Apasionado de miradas ojerosas y enigmáticas, que buscaba en todas las criaturas femeninas, me preguntaba como percibiría mi padre la belleza. Lo descubrí años más tarde cuando ya no podía dialogar con él, al leer su ensayo acerca de la belleza. Que sus ojos seguían con extrema discreción cierto tipo de fémina. Que tenía pinceladas de memoria felliniana de fugaces jovencitas cuyas sombras se disipaban en su propia esencia olorosa de azahares insulares, eso lo había percibido. Ahora descubría que para un siciliano la mujer ondula, baila al son de un ritmo interno cuando camina, actúa como si se sintiera observada, esconde el rostro, cumple cada gesto en cámara lenta seguido por algún flash repentino, inesperado, escenográfico, que enamora el público. Una mujer dada a su público. Cuando el sudor la humedece y el frío le aprieta el abrigo al pecho, un siciliano desmaya delante de tanta teatralidad, lo que la hace tanto más deseable cuanto más misteriosa.
“De los encuentros efímeros se conserva siempre una lánguida memoria determinada por todo aquello que no tiene ni principio ni fin. Imágenes furtivas, encuentros inesperados, momentos deleitosos que se desvanecen como la neblina y dejan amargura, en la que naufraga la decepcionada expectación. La mujer misteriosa es atrayente y desenvuelta, conserva en su madurez aquel aire de pícara inocencia. Cada bello rostro encierra un misterio inesperado, revelado por el relampagueo de una sonrisa cautivadora. La mujer de gran finura y educación perfeccionada en el curso de generaciones. Esa es la mujer que amo.” Gaetano Molé.
No es una mujer en particular.
Es la mujer, perfumada y sensual que al negarse, se ofrece.
Es su sombra, su andar seguro pero leve como el vapor.
Fantasear, soñar y poetizar acerca de una mujer es más que poseerla, entre la vida y la muerte, el dolor y el placer, el misterio y la espontaneidad, un fenómeno de altísima poesía que requiere más de sensualidad y encanto que de una belleza de facciones perfectas. Así percibe la mujer el varón de descendencia árabe, más en la mente que en la vida, el erotismo está en soñar la mujer con tal intensidad, sofisticando a tal punto el deseo que luego no puede resistir su presencia.

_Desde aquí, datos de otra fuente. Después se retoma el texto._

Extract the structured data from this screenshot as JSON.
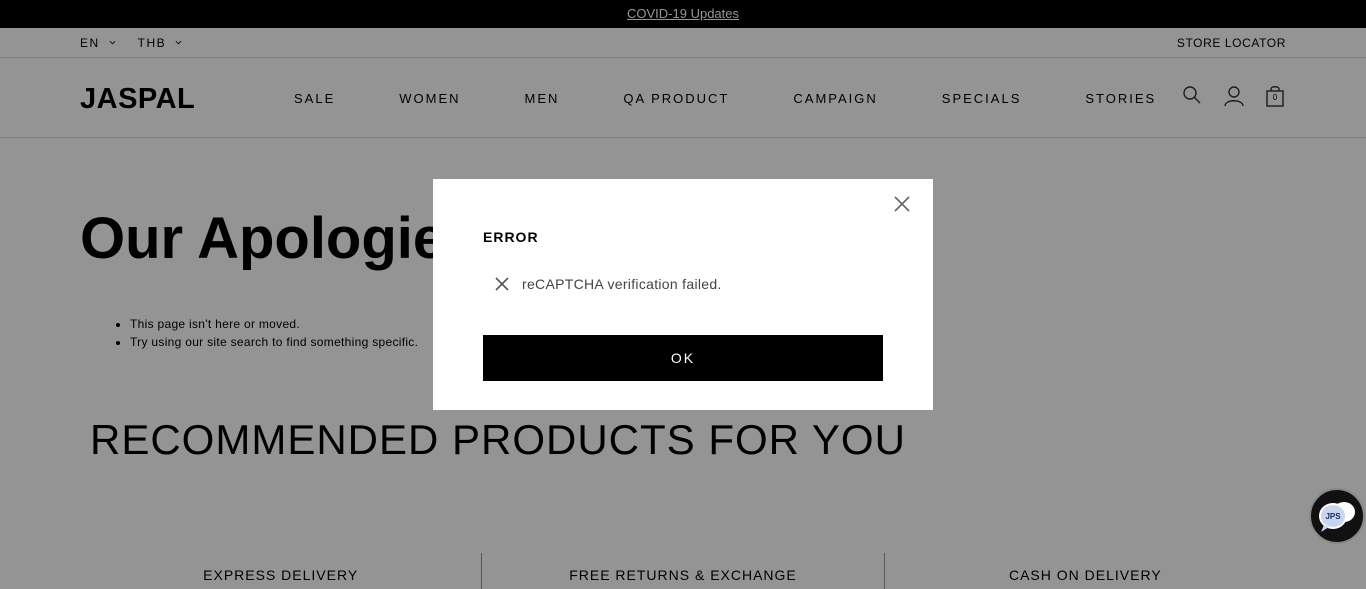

Venera su sombra y su aliento más que su posesión, para prolongar el mal de amor en el cual se regocija, exigiendo veneración, respeto y obediencia a su propia mujer y dejando la mujer holográfica para los sueños más apartados.
Cada italiano vive secretamente con su Gradisca (Amarcord, Fellini). Una mujer más hablada, menos habida, que no puede sino desactivar la potencia de un hombre siciliano, inducir a peregrinaciones del espíritu y de los sentidos.
¿Y cómo puedo conformarme con una mujer que en la cama se persigna antes de cada abrazo, (confiesa el príncipe de Salina a su confesor) y luego no sabe decir otra cosa que Jesusmaría? Siete hijos me ha dado, siete, y ¿sabe qué padre? Nunca he visto su ombligo. (Il gatopardo/G. Tomasi di Lampedusa).